Key Capabilities & Features
- Enhanced Reasoning: Underwent multi-phase post-training, including supervised fine-tuning for Math, Code, Reasoning, and Tool Calling, and multiple reinforcement learning stages.
- Flexible Reasoning Modes: Supports distinct "Reasoning On" and "Reasoning Off" modes, controlled via the system prompt, with specific recommendations for temperature and top_p settings.
- Performance Improvements: Demonstrates significant improvements in reasoning benchmarks like MATH500 (95.4% pass@1 in Reasoning On) and AIME25 (47.1% pass@1 in Reasoning On) compared to its "Reasoning Off" mode.
- Multilingual Support: Primarily intended for English and coding languages, with additional support for German, French, Italian, Portuguese, Hindi, Spanish, and Thai.
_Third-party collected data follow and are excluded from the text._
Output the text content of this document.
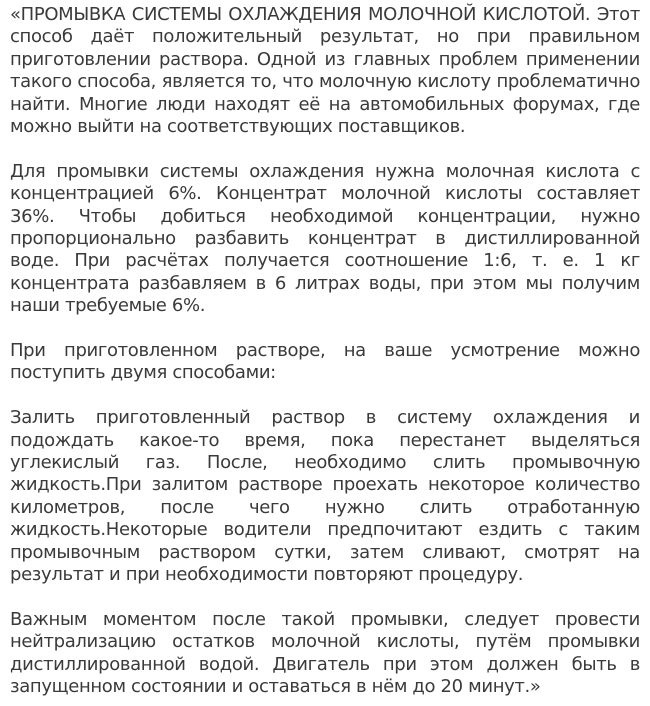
«ПРОМЫВКА СИСТЕМЫ ОХЛАЖДЕНИЯ МОЛОЧНОЙ КИСЛОТОЙ. Этот способ даёт положительный результат, но при правильном приготовлении раствора. Одной из главных проблем применении такого способа, является то, что молочную кислоту проблематично найти. Многие люди находят её на автомобильных форумах, где можно выйти на соответствующих поставщиков.

Для промывки системы охлаждения нужна молочная кислота с концентрацией 6%. Концентрат молочной кислоты составляет 36%. Чтобы добиться необходимой концентрации, нужно пропорционально разбавить концентрат в дистиллированной воде. При расчётах получается соотношение 1:6, т. е. 1 кг концентрата разбавляем в 6 литрах воды, при этом мы получим наши требуемые 6%.

При приготовленном растворе, на ваше усмотрение можно поступить двумя способами:

Залить приготовленный раствор в систему охлаждения и подождать какое-то время, пока перестанет выделяться углекислый газ. После, необходимо слить промывочную жидкость.При залитом растворе проехать некоторое количество километров, после чего нужно слить отработанную жидкость.Некоторые водители предпочитают ездить с таким промывочным раствором сутки, затем сливают, смотрят на результат и при необходимости повторяют процедуру.

Важным моментом после такой промывки, следует провести нейтрализацию остатков молочной кислоты, путём промывки дистиллированной водой. Двигатель при этом должен быть в запущенном состоянии и оставаться в нём до 20 минут.»
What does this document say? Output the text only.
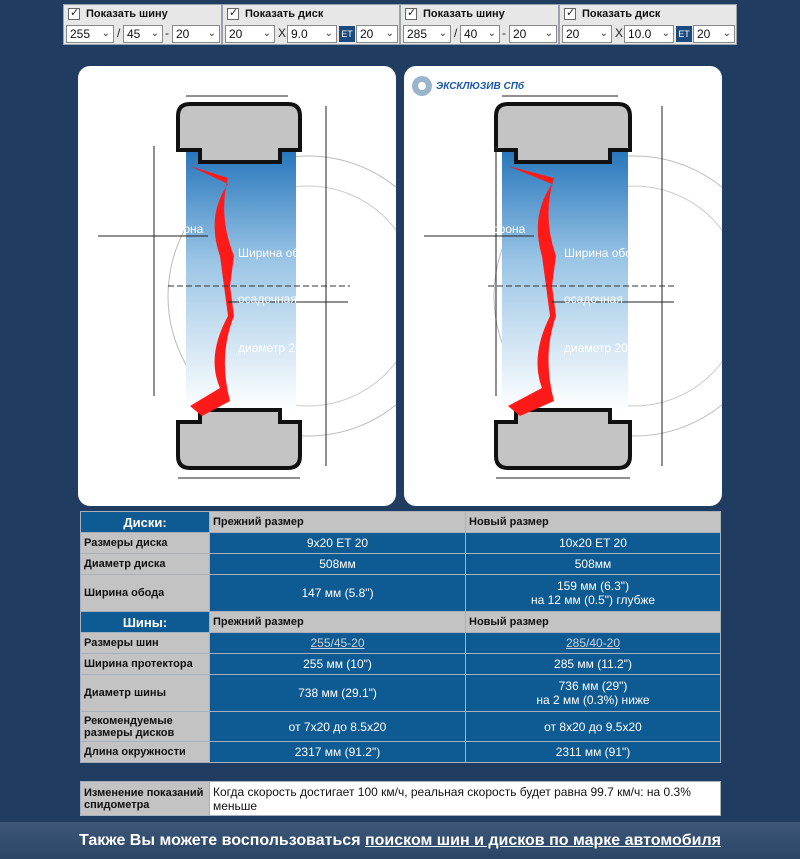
✓
Показать шину
255 ⌄ / 45 ⌄ - 20 ⌄
✓
Показать диск
20 ⌄ X 9.0 ⌄ ET 20 ⌄
✓
Показать шину
285 ⌄ / 40 ⌄ - 20 ⌄
✓
Показать диск
20 ⌄ X 10.0 ⌄ ET 20 ⌄
орона
Ширина обо
осадочная
диаметр 20
ЭКСКЛЮЗИВ СПб
орона
Ширина обо
осадочная
диаметр 20
Диски:	Прежний размер	Новый размер
Размеры диска	9x20 ET 20	10x20 ET 20
Диаметр диска	508мм	508мм
Ширина обода	147 мм (5.8")	159 мм (6.3")
на 12 мм (0.5") глубже

Шины:	Прежний размер	Новый размер
Размеры шин	255/45-20	285/40-20
Ширина протектора	255 мм (10")	285 мм (11.2")
Диаметр шины	738 мм (29.1")	736 мм (29")
на 2 мм (0.3%) ниже

Рекомендуемые размеры дисков	от 7x20 до 8.5x20	от 8x20 до 9.5x20
Длина окружности	2317 мм (91.2")	2311 мм (91")
Изменение показаний спидометра	Когда скорость достигает 100 км/ч, реальная скорость будет равна 99.7 км/ч: на 0.3% меньше
Также Вы можете воспользоваться поиском шин и дисков по марке автомобиля
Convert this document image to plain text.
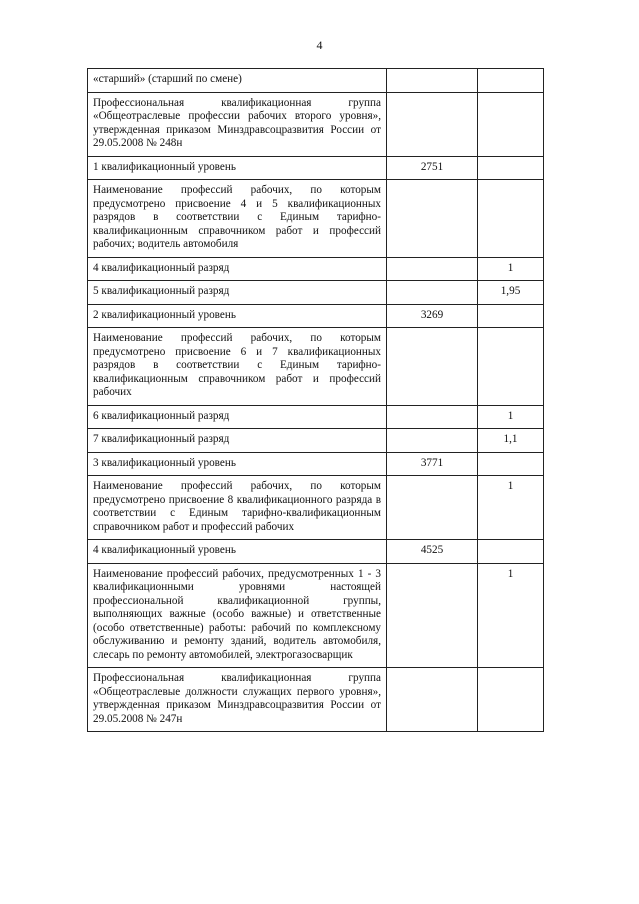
4
«старший» (старший по смене)		
Профессиональная квалификационная группа «Общеотраслевые профессии рабочих второго уровня», утвержденная приказом Минздравсоцразвития России от 29.05.2008 № 248н		
1 квалификационный уровень	2751	
Наименование профессий рабочих, по которым предусмотрено присвоение 4 и 5 квалификационных разрядов в соответствии с Единым тарифно-квалификационным справочником работ и профессий рабочих; водитель автомобиля		
4 квалификационный разряд		1
5 квалификационный разряд		1,95
2 квалификационный уровень	3269	
Наименование профессий рабочих, по которым предусмотрено присвоение 6 и 7 квалификационных разрядов в соответствии с Единым тарифно-квалификационным справочником работ и профессий рабочих		
6 квалификационный разряд		1
7 квалификационный разряд		1,1
3 квалификационный уровень	3771	
Наименование профессий рабочих, по которым предусмотрено присвоение 8 квалификационного разряда в соответствии с Единым тарифно-квалификационным справочником работ и профессий рабочих		1
4 квалификационный уровень	4525	
Наименование профессий рабочих, предусмотренных 1 - 3 квалификационными уровнями настоящей профессиональной квалификационной группы, выполняющих важные (особо важные) и ответственные (особо ответственные) работы: рабочий по комплексному обслуживанию и ремонту зданий, водитель автомобиля, слесарь по ремонту автомобилей, электрогазосварщик		1
Профессиональная квалификационная группа «Общеотраслевые должности служащих первого уровня», утвержденная приказом Минздравсоцразвития России от 29.05.2008 № 247н		
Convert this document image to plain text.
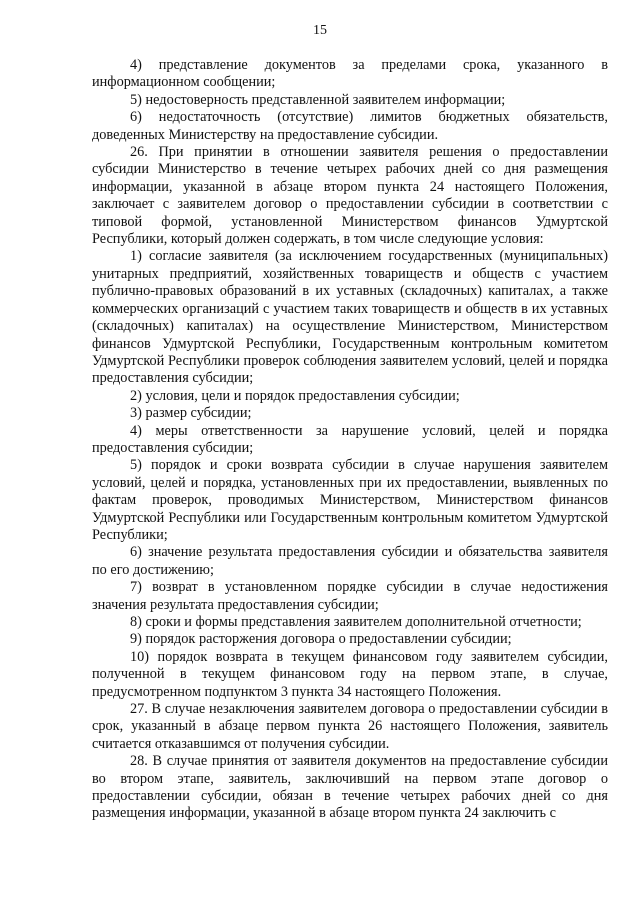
15

4) представление документов за пределами срока, указанного в информационном сообщении;

5) недостоверность представленной заявителем информации;

6) недостаточность (отсутствие) лимитов бюджетных обязательств, доведенных Министерству на предоставление субсидии.

26. При принятии в отношении заявителя решения о предоставлении субсидии Министерство в течение четырех рабочих дней со дня размещения информации, указанной в абзаце втором пункта 24 настоящего Положения, заключает с заявителем договор о предоставлении субсидии в соответствии с типовой формой, установленной Министерством финансов Удмуртской Республики, который должен содержать, в том числе следующие условия:

1) согласие заявителя (за исключением государственных (муниципальных) унитарных предприятий, хозяйственных товариществ и обществ с участием публично-правовых образований в их уставных (складочных) капиталах, а также коммерческих организаций с участием таких товариществ и обществ в их уставных (складочных) капиталах) на осуществление Министерством, Министерством финансов Удмуртской Республики, Государственным контрольным комитетом Удмуртской Республики проверок соблюдения заявителем условий, целей и порядка предоставления субсидии;

2) условия, цели и порядок предоставления субсидии;

3) размер субсидии;

4) меры ответственности за нарушение условий, целей и порядка предоставления субсидии;

5) порядок и сроки возврата субсидии в случае нарушения заявителем условий, целей и порядка, установленных при их предоставлении, выявленных по фактам проверок, проводимых Министерством, Министерством финансов Удмуртской Республики или Государственным контрольным комитетом Удмуртской Республики;

6) значение результата предоставления субсидии и обязательства заявителя по его достижению;

7) возврат в установленном порядке субсидии в случае недостижения значения результата предоставления субсидии;

8) сроки и формы представления заявителем дополнительной отчетности;

9) порядок расторжения договора о предоставлении субсидии;

10) порядок возврата в текущем финансовом году заявителем субсидии, полученной в текущем финансовом году на первом этапе, в случае, предусмотренном подпунктом 3 пункта 34 настоящего Положения.

27. В случае незаключения заявителем договора о предоставлении субсидии в срок, указанный в абзаце первом пункта 26 настоящего Положения, заявитель считается отказавшимся от получения субсидии.

28. В случае принятия от заявителя документов на предоставление субсидии во втором этапе, заявитель, заключивший на первом этапе договор о предоставлении субсидии, обязан в течение четырех рабочих дней со дня размещения информации, указанной в абзаце втором пункта 24 заключить с
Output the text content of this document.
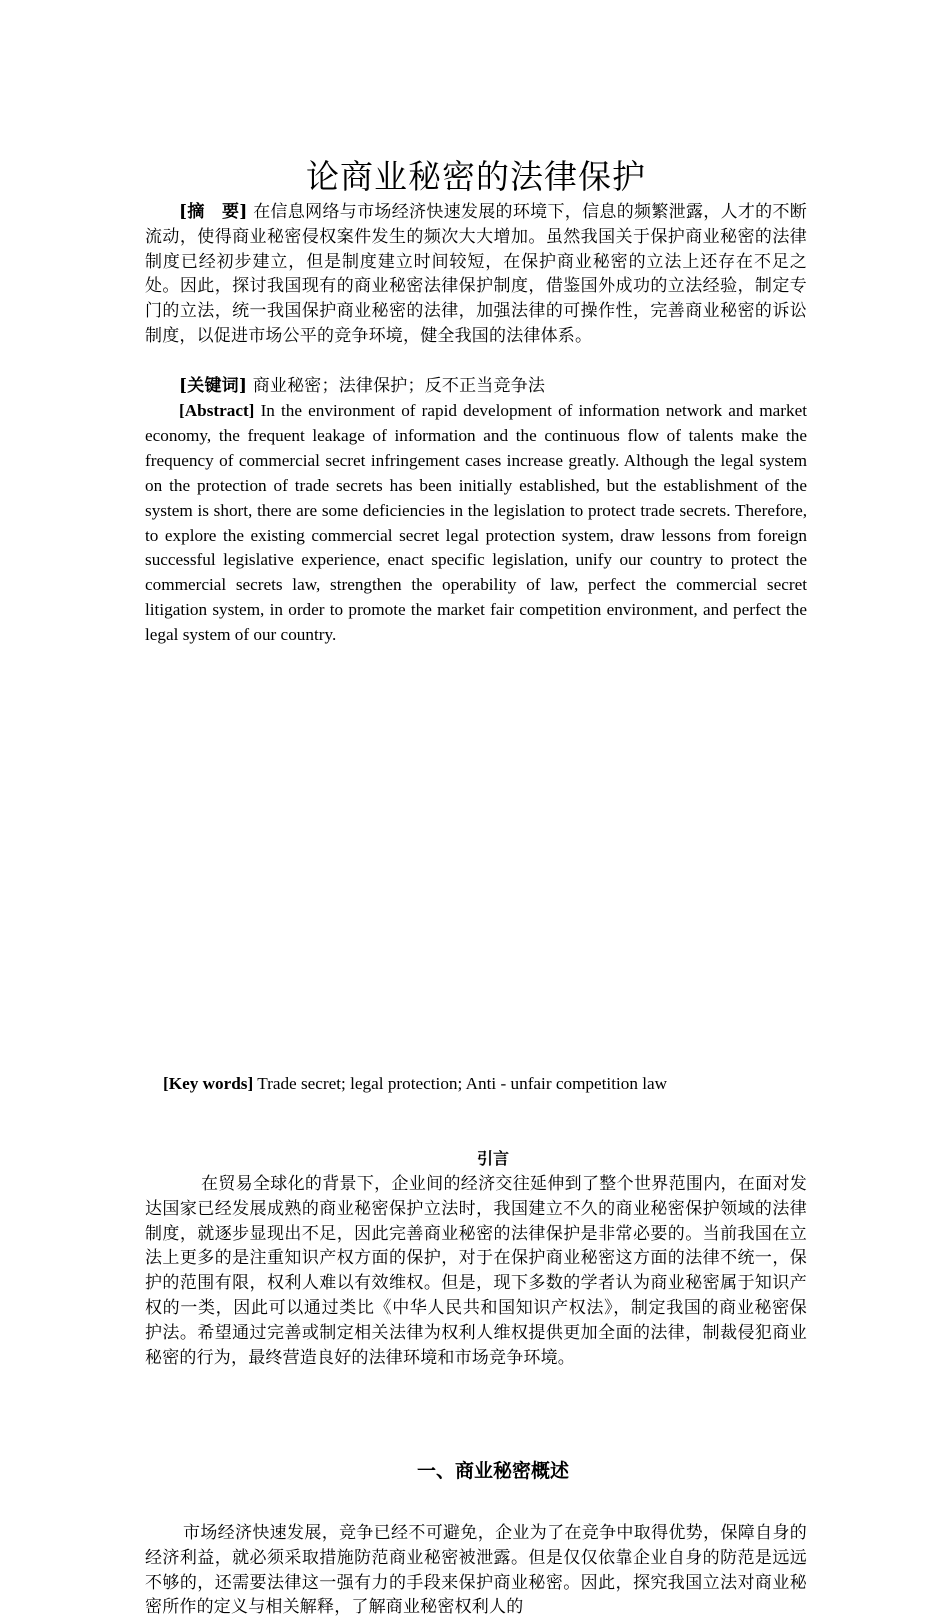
论商业秘密的法律保护
[摘　要] 在信息网络与市场经济快速发展的环境下，信息的频繁泄露，人才的不断流动，使得商业秘密侵权案件发生的频次大大增加。虽然我国关于保护商业秘密的法律制度已经初步建立，但是制度建立时间较短，在保护商业秘密的立法上还存在不足之处。因此，探讨我国现有的商业秘密法律保护制度，借鉴国外成功的立法经验，制定专门的立法，统一我国保护商业秘密的法律，加强法律的可操作性，完善商业秘密的诉讼制度，以促进市场公平的竞争环境，健全我国的法律体系。
[关键词] 商业秘密；法律保护；反不正当竞争法
[Abstract] In the environment of rapid development of information network and market economy, the frequent leakage of information and the continuous flow of talents make the frequency of commercial secret infringement cases increase greatly. Although the legal system on the protection of trade secrets has been initially established, but the establishment of the system is short, there are some deficiencies in the legislation to protect trade secrets. Therefore, to explore the existing commercial secret legal protection system, draw lessons from foreign successful legislative experience, enact specific legislation, unify our country to protect the commercial secrets law, strengthen the operability of law, perfect the commercial secret litigation system, in order to promote the market fair competition environment, and perfect the legal system of our country.
[Key words] Trade secret; legal protection; Anti - unfair competition law
引言
在贸易全球化的背景下，企业间的经济交往延伸到了整个世界范围内，在面对发达国家已经发展成熟的商业秘密保护立法时，我国建立不久的商业秘密保护领域的法律制度，就逐步显现出不足，因此完善商业秘密的法律保护是非常必要的。当前我国在立法上更多的是注重知识产权方面的保护，对于在保护商业秘密这方面的法律不统一，保护的范围有限，权利人难以有效维权。但是，现下多数的学者认为商业秘密属于知识产权的一类，因此可以通过类比《中华人民共和国知识产权法》，制定我国的商业秘密保护法。希望通过完善或制定相关法律为权利人维权提供更加全面的法律，制裁侵犯商业秘密的行为，最终营造良好的法律环境和市场竞争环境。
一、商业秘密概述
市场经济快速发展，竞争已经不可避免，企业为了在竞争中取得优势，保障自身的经济利益，就必须采取措施防范商业秘密被泄露。但是仅仅依靠企业自身的防范是远远不够的，还需要法律这一强有力的手段来保护商业秘密。因此，探究我国立法对商业秘密所作的定义与相关解释，了解商业秘密权利人的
- Commercial Use: Ready for commercial applications, governed by the NVIDIA Open Model License and Llama 3.1 Community License.
Ideal Use Cases
- AI Agent Systems: Designed to power intelligent agents requiring robust reasoning.
- Chatbots: Optimized for human chat preferences and instruction-following.
- RAG Systems: Suitable for retrieval-augmented generation applications.
- Instruction Following: Excels in general instruction-following tasks, balancing accuracy and compute efficiency.